Ахмед чувствовал себя очень плохо. Он извинился и отправился к врачу своего командира, выполняя распоряжение Куати. Ахмеду почти не доводилось иметь дело с врачами. По его мнению, их следовало всячески избегать. Он принимал участие в боях, видел смерть и раны, но сам счастливо избегал этого. Но даже рана была предпочтительнее того, что случилось с ним сейчас. Когда в тебя попадает пуля или осколок гранаты, это понятно, но что вызвало такое неожиданное и быстрое заболевание?

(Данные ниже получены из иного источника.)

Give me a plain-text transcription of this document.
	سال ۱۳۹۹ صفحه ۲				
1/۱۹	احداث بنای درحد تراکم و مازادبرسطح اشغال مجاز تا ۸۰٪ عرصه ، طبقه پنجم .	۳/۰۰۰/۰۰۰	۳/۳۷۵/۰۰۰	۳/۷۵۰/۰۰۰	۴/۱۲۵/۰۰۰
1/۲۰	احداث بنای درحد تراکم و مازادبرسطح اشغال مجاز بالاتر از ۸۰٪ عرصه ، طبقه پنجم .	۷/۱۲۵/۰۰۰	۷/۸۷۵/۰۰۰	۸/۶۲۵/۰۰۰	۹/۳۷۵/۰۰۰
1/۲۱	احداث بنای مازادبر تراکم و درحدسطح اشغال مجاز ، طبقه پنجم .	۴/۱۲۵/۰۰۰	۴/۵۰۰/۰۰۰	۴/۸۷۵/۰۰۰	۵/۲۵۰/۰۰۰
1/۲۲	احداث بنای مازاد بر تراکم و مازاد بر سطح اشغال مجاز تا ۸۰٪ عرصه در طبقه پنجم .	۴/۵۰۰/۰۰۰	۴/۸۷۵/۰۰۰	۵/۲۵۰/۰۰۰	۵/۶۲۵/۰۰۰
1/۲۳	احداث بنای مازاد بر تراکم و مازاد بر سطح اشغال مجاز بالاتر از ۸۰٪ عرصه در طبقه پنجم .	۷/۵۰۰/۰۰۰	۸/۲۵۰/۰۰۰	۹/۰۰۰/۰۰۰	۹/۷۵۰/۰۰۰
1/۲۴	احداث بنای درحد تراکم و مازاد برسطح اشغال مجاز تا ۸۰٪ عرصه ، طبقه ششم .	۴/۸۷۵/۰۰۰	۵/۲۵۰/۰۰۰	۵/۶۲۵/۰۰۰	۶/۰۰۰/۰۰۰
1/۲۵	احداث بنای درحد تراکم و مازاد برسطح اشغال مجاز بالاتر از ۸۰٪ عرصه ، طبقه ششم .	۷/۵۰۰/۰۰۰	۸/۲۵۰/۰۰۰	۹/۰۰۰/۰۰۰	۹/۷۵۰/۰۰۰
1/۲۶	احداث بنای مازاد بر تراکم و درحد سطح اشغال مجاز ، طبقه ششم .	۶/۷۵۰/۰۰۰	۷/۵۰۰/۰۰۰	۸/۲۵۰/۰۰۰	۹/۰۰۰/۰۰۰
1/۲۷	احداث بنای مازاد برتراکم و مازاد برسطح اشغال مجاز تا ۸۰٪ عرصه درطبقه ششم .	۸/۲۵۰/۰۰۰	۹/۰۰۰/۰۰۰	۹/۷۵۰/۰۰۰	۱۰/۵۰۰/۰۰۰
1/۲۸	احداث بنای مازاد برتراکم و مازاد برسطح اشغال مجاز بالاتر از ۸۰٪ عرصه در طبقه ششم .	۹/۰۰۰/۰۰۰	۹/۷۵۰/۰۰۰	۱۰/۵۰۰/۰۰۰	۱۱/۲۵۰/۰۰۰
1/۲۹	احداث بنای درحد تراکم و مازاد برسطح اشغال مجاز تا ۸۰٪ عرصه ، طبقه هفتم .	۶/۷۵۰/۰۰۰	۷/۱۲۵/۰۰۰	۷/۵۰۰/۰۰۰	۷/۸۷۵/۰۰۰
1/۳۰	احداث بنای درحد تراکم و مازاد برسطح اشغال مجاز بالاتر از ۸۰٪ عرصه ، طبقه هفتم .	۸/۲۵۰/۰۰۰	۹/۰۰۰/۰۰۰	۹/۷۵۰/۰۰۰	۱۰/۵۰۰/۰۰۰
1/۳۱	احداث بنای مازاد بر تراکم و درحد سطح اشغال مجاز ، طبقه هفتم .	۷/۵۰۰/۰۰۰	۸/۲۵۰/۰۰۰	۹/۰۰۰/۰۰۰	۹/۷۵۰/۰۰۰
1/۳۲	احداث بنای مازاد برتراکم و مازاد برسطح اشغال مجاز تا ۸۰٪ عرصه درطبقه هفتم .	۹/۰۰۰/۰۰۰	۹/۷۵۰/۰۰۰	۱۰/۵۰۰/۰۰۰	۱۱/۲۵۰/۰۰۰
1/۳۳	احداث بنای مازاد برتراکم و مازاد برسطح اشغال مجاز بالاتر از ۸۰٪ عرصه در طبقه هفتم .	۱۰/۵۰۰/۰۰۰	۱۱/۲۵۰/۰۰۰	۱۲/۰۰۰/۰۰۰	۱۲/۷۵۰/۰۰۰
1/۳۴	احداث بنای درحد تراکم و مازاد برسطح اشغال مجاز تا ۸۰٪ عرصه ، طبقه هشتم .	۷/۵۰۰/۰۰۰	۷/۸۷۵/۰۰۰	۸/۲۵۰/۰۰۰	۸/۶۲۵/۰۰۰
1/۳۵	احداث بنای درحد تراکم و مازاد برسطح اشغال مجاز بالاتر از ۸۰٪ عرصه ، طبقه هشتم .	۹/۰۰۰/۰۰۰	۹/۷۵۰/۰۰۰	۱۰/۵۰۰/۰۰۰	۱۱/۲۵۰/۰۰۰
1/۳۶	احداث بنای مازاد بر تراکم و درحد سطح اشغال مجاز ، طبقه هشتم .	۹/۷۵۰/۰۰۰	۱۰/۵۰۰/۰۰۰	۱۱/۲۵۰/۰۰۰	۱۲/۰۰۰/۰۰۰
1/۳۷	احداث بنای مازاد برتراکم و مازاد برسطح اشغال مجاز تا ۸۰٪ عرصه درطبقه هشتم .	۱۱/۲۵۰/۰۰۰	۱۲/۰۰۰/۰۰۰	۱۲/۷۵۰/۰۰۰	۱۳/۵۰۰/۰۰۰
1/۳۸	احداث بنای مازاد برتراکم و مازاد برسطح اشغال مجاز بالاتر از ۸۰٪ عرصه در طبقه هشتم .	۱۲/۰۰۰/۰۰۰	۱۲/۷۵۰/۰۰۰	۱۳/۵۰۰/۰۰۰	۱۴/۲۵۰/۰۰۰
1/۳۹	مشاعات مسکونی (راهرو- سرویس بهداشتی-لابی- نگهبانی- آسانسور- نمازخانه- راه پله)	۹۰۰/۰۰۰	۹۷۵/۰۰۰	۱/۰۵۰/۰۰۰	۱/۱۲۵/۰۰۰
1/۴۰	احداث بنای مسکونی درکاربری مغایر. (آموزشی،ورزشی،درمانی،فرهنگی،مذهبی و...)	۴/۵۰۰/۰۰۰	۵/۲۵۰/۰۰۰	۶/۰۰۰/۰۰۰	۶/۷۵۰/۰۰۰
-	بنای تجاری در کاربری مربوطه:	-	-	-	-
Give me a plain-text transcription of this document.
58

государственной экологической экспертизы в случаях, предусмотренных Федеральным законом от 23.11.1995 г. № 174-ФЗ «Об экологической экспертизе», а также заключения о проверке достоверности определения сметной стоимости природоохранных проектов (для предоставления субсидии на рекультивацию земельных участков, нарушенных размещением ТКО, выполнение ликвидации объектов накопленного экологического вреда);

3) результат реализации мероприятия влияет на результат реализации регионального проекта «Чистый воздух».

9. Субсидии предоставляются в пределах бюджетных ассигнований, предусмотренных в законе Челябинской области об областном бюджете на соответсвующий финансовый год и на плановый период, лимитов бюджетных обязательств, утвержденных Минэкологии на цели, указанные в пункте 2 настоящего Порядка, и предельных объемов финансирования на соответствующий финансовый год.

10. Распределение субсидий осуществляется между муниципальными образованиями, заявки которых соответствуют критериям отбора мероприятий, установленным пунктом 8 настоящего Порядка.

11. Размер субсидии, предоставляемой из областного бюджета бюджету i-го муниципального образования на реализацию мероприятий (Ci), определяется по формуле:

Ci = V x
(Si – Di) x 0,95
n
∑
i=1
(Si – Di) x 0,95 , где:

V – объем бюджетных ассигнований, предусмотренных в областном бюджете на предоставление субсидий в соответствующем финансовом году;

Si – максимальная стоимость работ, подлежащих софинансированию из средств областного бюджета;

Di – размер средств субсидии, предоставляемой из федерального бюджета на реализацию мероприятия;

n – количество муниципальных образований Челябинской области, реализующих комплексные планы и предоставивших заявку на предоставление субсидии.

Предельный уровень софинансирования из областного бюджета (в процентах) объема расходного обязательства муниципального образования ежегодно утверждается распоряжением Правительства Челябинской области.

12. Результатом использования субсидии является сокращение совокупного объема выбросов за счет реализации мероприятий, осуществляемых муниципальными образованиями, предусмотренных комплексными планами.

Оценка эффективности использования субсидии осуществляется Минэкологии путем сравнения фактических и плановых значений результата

Доктор выслушал, как Ахмед описал симптомы болезни, задал несколько вопросов, которые не были такими глупыми, как это могло показаться, и обратил внимание на то, что он курит, – доктор укоризненно покачал головой и щелкнул языком, будто сигареты могут иметь какое-то отношение к заболеванию. Какая чепуха, подумал Ахмед. Разве он не пробегал ежедневно шесть километров – по крайней мере до недавнего времени.

Затем последовал осмотр. Врач приставил стетоскоп к груди бойца и прислушался. В следующее мгновение, заметил Ахмед, глаза доктора стали настороженными, совсем как у смелого бойца, старающегося скрыть свои чувства.

– Вдохните, – распорядился врач. Ахмед сделал вдох. – Теперь медленно выдохните.

Стетоскоп передвинулся на другое место.

– Еще раз, пожалуйста.

Процедура повторилась еще шесть раз, со стороны груди и спины.

– Что со мной? – спросил Ахмед, когда осмотр закончился.

– Не знаю. Мне нужно показать вас другому специалисту, который лучше разбирается в легочных заболеваниях.

– У меня нет для этого времени.

– Время найдется. Если нужно, я поговорю с вашим командиром.

* * *

Ситуация, в которой находился Райан, была такова, что он не заметил, что жена стала уделять ему меньше внимания, или, что будет вернее, был даже благодарен ей за это. Ему стало лучше. Уменьшилось напряжение. Может быть, она поняла, что его лучше всего на некоторое время оставить в покое. Он отблагодарит Кэти, обещал себе Джек, обязательно постарается снова стать хорошим мужем, как только его состояние улучшится. Он не сомневался в этом – или убеждал себя, что не сомневается, хотя где-то в глубине пряталась мысль, что он совсем не так в этом уверен, и все время заявляла о себе сознанию, которое предпочитало не обращать на нее внимания. Джек попытался меньше пить, однако теперь, когда от него ничего не требовалось, он мог больше спать – убеждал себя Джек, – а вино помогало засыпать. Весной, когда потеплеет, он станет вести здоровый образ жизни. Да, непременно станет. Начнет бегать. Выберет время и в обеденный перерыв вместе с другими любителями попотеть будет бегать по дороге, опоясывающей внутреннюю часть изгороди, отделяющей ЦРУ от остального мира. Кларк будет играть роль тренера. Да, на Кларка можно положиться. Лучше уж бегать с ним, чем с Чавезом, который был в отвратительно хорошей форме и не проявлял ни малейшего сочувствия к тем, кто не мог вести здоровый образ жизни, – несомненно, это осталось у него от службы в пехоте, подумал Райан. Динг поймет реальности жизни, когда приблизится к тридцатилетнему рубежу. Этот рубеж все расставляет по местам, уравнивает всех, давая понять, что ты перестал быть юношей и должен смотреть в лицо суровому факту, что всему есть предел.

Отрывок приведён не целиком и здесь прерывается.